World Cup 2022: Lotte Wubben-Moy ‘won’t be watching’ tournament with Qatar hosting

2 min

World Cup 2022: Lotte Wubben-Moy ‘won’t be watching’ tournament with Qatar hosting

Lotte Wubben-Moy
Wubben-Moy plays for England and Arsenal

England defender Lotte Wubben-Moy says she will not be watching the men’s 2022 World Cup because it is in Qatar.

Qatar has been criticised for its stance on same-sex relationships, human rights record and treatment of migrant workers.

“It’s tough. As an England team we all have strong values,” said 23-year-old Wubben-Moy, a member of the victorious England Women’s squad at Euro 2022 .

“A lot of those values aren’t reflected in the way that we see it in Qatar.”

The World Cup starts on 20 November and runs until 18 December.

Homosexuality is illegal in Qatar because it is considered immoral under Islamic Sharia law with punishments ranging from fines to the death sentence.

The host country’s World Cup organisers have stated “everyone is welcome” to visit the country to watch the football matches and claimed no one will be discriminated against.

However, Qatar 2022 chief executive, Nasser al Khater, has said the government would not change its laws on homosexuality, requesting visitors “respect our culture”.

England captain Harry Kane, along with the captains of nine other teams from Europe, will wear ‘One Love’ armbands to protest against Qatar’s anti-homosexuality laws.

“I think it’s a tough conversation to have and there’s a lot of dialogue around it,” added Wubben-Moy.

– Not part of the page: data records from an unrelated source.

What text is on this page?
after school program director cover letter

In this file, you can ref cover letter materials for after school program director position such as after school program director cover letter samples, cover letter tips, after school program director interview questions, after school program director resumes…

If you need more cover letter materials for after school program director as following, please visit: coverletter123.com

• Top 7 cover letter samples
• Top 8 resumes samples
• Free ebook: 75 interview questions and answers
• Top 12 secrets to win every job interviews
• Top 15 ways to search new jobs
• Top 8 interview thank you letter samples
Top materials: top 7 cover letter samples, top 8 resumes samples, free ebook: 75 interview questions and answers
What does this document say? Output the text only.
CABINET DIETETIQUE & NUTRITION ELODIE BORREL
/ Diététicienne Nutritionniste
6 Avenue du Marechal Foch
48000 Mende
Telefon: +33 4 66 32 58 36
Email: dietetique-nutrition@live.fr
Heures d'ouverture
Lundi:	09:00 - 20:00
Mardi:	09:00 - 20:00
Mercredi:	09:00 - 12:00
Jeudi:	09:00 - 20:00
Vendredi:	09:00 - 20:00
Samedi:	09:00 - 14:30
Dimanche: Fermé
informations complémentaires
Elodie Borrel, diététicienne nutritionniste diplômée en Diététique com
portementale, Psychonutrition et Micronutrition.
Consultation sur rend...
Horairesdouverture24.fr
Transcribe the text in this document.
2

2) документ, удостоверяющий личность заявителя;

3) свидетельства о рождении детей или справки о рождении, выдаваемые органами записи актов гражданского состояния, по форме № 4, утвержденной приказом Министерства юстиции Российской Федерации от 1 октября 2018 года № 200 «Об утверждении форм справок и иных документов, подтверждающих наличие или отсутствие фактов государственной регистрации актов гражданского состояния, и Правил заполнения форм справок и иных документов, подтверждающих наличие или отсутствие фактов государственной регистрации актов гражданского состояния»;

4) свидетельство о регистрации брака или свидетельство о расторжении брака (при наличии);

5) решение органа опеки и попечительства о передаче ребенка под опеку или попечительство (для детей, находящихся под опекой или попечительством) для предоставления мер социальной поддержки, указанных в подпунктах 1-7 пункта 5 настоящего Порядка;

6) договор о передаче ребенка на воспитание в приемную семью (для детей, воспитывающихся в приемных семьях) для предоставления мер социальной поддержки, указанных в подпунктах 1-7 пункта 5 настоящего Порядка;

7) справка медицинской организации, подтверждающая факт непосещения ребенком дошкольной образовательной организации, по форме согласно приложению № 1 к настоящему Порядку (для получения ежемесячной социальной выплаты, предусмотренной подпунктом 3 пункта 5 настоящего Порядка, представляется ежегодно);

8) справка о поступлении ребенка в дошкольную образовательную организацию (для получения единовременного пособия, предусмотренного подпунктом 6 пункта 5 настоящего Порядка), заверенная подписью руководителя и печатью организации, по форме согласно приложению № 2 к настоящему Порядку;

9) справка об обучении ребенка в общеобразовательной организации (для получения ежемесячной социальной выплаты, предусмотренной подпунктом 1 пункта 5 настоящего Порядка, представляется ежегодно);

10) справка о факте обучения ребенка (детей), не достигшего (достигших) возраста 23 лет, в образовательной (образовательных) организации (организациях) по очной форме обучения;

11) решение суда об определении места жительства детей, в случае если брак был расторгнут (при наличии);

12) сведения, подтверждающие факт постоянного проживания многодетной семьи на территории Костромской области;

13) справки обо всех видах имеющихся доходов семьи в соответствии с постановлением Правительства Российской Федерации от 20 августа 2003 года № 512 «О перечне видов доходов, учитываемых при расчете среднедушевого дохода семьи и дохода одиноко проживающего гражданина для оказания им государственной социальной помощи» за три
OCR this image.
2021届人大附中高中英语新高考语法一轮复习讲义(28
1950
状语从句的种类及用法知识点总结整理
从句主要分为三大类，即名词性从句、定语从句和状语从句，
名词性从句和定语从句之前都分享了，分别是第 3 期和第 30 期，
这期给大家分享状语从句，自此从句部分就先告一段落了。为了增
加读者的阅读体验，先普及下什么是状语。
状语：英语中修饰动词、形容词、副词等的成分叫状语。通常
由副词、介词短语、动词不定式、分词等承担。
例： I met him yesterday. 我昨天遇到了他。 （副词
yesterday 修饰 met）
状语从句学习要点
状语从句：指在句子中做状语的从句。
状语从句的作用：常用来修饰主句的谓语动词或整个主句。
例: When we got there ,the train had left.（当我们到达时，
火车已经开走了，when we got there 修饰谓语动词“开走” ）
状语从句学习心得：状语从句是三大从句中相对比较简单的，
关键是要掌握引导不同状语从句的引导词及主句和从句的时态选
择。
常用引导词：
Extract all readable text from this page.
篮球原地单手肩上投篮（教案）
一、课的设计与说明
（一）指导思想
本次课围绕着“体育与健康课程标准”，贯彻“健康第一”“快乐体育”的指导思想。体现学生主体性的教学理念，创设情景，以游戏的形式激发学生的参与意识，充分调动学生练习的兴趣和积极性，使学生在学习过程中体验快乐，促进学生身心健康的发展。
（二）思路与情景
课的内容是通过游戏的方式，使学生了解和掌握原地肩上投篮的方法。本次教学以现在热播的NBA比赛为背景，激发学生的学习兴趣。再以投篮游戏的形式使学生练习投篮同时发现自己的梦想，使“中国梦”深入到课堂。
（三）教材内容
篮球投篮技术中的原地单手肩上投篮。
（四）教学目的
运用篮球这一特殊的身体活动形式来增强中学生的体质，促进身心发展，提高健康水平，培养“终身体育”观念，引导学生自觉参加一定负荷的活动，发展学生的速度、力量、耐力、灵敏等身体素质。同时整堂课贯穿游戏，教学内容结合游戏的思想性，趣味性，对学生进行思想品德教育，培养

“I personally will be supporting the men’s team, but I won’t be watching. I think it’s hard to talk about. But at the end of the day, we’re one team here at England and we know that they have an opportunity to play at a World Cup.

“It’s hard to look beyond that really.”

Fifa recently wrote to competing nations asking them to “now focus on the football” instead of the competition’s controversial build-up.

The Fifa letter was criticised by Human Rights Watch, Amnesty International and LGBTQ+ campaigners in England and Wales, while 10 European football associations – including those of England and Wales – said “human rights are universal and apply everywhere”.

However, Conmebol, the South American football confederation, says it is “time to leave controversies behind”.

Wubben-Moy said: “Sport is a very strong vehicle for change.

“To underestimate that would be naive, I think. I’ve seen a lot of the players have strong viewpoints and I salute them and I wish them the best in looking to express that throughout this World Cup.

“It’s a World Cup and, for a lot of these players, they might not ever play in a World Cup again, so I can’t comment on them choosing to go because many people would take that same choice as well.

“But I think sport is very strong for change and in any way possible that they can use this opportunity to help bring about change, I think that’s important.”